Os especialistas em desenvolvimento e aprendizagem infantil, ao escancararem a necessidade vital da relação afetiva, do brincar livremente, do contato com a natureza, estão tentando GRITAR para toda sociedade que, apesar de todo o aspecto positivo que a tecnologia nos trouxe, NADA supera a força de uma relação afetiva duradoura entre seres humanos. Seres humanos que são convidados a brincar, sorrir, rolar na grama, dar cambalhotas, abraçar, jogar bola, soltar pipa. NADA supera a força vital da relação humana e do brincar para as nossas crianças e adolescentes.
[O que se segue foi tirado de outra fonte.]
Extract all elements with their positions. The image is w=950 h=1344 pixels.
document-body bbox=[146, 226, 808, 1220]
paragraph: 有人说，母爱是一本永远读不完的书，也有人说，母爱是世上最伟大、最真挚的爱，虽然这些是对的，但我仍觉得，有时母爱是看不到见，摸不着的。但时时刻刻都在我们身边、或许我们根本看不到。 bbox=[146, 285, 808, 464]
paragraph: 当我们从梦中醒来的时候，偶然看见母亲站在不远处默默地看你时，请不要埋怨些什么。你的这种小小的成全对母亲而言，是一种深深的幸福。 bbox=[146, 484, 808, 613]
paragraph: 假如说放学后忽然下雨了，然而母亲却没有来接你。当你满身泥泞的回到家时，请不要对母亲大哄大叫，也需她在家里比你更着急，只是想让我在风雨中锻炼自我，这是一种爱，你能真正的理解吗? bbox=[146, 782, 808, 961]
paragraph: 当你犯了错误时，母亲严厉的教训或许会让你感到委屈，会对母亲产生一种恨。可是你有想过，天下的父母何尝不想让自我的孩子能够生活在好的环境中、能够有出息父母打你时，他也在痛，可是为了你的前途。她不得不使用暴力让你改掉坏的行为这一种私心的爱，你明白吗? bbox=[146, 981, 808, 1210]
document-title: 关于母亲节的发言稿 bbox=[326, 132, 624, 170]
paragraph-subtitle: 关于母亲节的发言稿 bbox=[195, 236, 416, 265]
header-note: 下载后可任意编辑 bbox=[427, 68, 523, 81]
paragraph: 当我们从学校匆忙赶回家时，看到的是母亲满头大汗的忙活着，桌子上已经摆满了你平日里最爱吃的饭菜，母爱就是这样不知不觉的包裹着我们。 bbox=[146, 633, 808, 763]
O brincar é, justamente, o contexto e a ocupação significativa infantil que potencializa a motivação intrínseca da criança e a faz manter-se atenta às infinitas correlações que necessita fazer entre o que ela já sabe, com o que está acabando de conhecer/experimentar/vivenciar, além de representá-las de acordo com as experiências de seu dia a dia e seu contexto sociocultural. Em outras palavras, o brincar é a potência do existir, do aprender, sem perceber o esforço em vencer os desafios diários que o mundo, as relações e as próprias frustrações oferecem a cada criança em pleno processo de transformações contínuas.
Não expor nossas crianças pequenas e bebês às telas, não presenteá-las com um celular, não passar a tarde toda jogando joguinhos eletrônicos e, ao invés disso, conseguirmos brincar ao ar livre, por exemplo, estaremos prevenindo, de forma significativa, os transtornos mentais, transtornos de aprendizagem e/ou atrasos significativos no neurodesenvolvimento de nossas crianças.
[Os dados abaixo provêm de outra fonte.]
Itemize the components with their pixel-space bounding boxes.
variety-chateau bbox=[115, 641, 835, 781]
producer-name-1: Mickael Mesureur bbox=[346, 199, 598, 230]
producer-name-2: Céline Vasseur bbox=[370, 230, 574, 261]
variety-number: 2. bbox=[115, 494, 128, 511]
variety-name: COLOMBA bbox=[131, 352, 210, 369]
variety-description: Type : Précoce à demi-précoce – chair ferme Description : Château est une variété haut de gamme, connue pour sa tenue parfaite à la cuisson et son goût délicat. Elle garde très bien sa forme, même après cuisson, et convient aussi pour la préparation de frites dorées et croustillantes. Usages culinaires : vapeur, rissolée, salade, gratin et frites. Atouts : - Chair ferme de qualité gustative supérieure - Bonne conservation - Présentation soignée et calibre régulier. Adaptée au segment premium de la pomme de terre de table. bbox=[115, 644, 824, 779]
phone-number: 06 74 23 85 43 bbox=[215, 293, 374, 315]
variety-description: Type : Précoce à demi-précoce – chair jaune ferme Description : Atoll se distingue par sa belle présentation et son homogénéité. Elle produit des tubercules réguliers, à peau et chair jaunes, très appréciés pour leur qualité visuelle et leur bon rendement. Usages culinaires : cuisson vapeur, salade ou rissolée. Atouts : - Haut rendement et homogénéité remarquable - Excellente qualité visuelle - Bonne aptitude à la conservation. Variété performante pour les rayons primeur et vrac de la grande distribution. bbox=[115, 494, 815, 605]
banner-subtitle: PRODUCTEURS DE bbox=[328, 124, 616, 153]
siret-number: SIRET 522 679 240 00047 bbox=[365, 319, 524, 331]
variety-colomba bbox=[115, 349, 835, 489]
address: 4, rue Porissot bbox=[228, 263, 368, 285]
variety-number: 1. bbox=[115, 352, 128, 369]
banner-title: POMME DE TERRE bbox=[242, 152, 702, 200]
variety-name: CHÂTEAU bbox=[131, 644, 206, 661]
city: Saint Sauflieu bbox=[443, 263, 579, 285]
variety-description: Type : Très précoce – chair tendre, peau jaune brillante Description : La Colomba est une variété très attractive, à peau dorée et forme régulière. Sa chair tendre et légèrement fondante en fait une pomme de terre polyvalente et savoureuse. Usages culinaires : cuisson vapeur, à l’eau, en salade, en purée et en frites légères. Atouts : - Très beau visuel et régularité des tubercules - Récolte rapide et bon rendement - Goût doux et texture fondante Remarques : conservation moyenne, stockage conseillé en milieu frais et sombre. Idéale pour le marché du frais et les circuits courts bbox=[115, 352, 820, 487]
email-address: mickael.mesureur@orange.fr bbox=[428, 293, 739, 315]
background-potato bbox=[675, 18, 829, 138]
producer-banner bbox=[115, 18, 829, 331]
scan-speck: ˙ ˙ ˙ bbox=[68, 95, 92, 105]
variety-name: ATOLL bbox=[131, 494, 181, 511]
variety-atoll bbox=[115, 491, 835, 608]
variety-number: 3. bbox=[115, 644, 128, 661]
O maior motivo para acreditar que dará certa toda essa “recapitulação”, enfrentamento e fortalecimento sobre a importância das relações afetivas duradouras e do brincar livre em prol da saúde mental pós pandemia, é que não tem nada mais belo, mais saudável, mais existencial do que estabelecermos o amor com as nossas crianças por meio do que elas mais desejam fazer: BRINCAR.
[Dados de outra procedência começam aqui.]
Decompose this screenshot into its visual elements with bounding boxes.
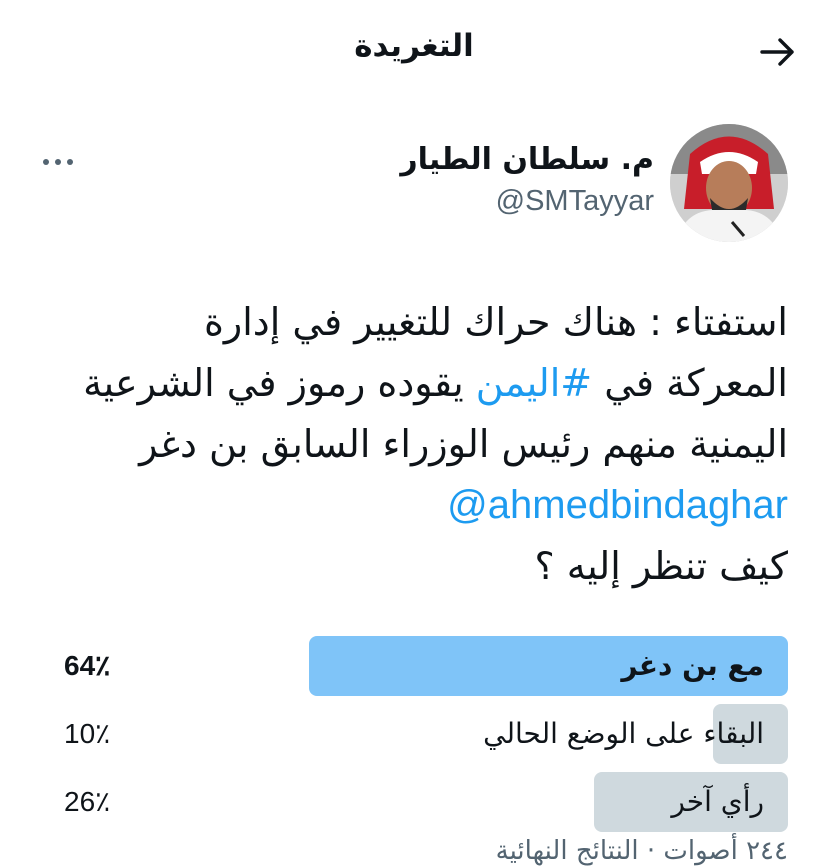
poll-option-label: مع بن دغر	[621, 649, 764, 682]
hashtag-link[interactable]: #اليمن	[475, 361, 593, 405]
poll-footer: ٢٤٤ أصوات · النتائج النهائية	[495, 836, 788, 866]
top-bar	[0, 0, 828, 106]
poll-option-label: رأي آخر	[671, 785, 764, 818]
arrow-right-icon	[760, 37, 796, 67]
poll-option-label: البقاء على الوضع الحالي	[483, 717, 764, 750]
author-handle[interactable]: @SMTayyar	[495, 185, 654, 217]
tweet-line	[38, 353, 788, 414]
poll-option	[40, 772, 788, 832]
page-title: التغريدة	[354, 28, 474, 64]
poll-option-percent: 10٪	[64, 718, 111, 749]
mention-link[interactable]: @ahmedbindaghar	[447, 483, 788, 527]
poll-option-percent: 64٪	[64, 650, 111, 681]
tweet-text-segment: يقوده رموز في الشرعية	[83, 361, 476, 405]
tweet-line: كيف تنظر إليه ؟	[534, 544, 788, 588]
back-button[interactable]	[758, 32, 798, 72]
tweet-line	[38, 475, 788, 536]
tweet-text-segment: المعركة في	[592, 361, 788, 405]
tweet-line: اليمنية منهم رئيس الوزراء السابق بن دغر	[139, 422, 788, 466]
poll-option-percent: 26٪	[64, 786, 111, 817]
poll	[40, 636, 788, 840]
author-name[interactable]: م. سلطان الطيار	[400, 142, 654, 177]
avatar-image	[670, 124, 788, 242]
avatar[interactable]	[670, 124, 788, 242]
tweet-text	[38, 292, 788, 597]
tweet-line: استفتاء : هناك حراك للتغيير في إدارة	[203, 300, 788, 344]
poll-option	[40, 636, 788, 696]
more-options-button[interactable]	[40, 148, 76, 176]
more-dots-icon	[42, 158, 74, 166]
poll-option	[40, 704, 788, 764]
Essa atividade humana sustentáculo para toda a estruturação psíquica de qualquer indivíduo precisa, realmente, estar presente nas políticas públicas da saúde, educação e cidadania. Somente dessa forma, agiremos na prevenção e acompanhamento da saúde mental infantil, com foco na proteção, no oferecimento de oportunidades significativas para o desenvolvimento e aprendizagem, na segurança, na individualidade e na força do afeto. É possivel diminuirmos a incidencia de tantos transtornos mentais, pois os seres humanos ainda acreditam na força do amor e da relação afetiva. Enquanto eu estiver viva, uma das minhas missões é mostrar o quão sustentáculo e existencial é a afetividade e o brincar na vida familiar, comunitária e educacional de nossas crianças.
Um grande abraço, Teresa Ruas.
Autoria: Teresa Ruas, Dra em Ciências da Saúde, especialista em desenvolvimento infantil, voluntária da Ong.Prematuridade.com, fundadora do @prematurosbr e mãe de 2 prematuros.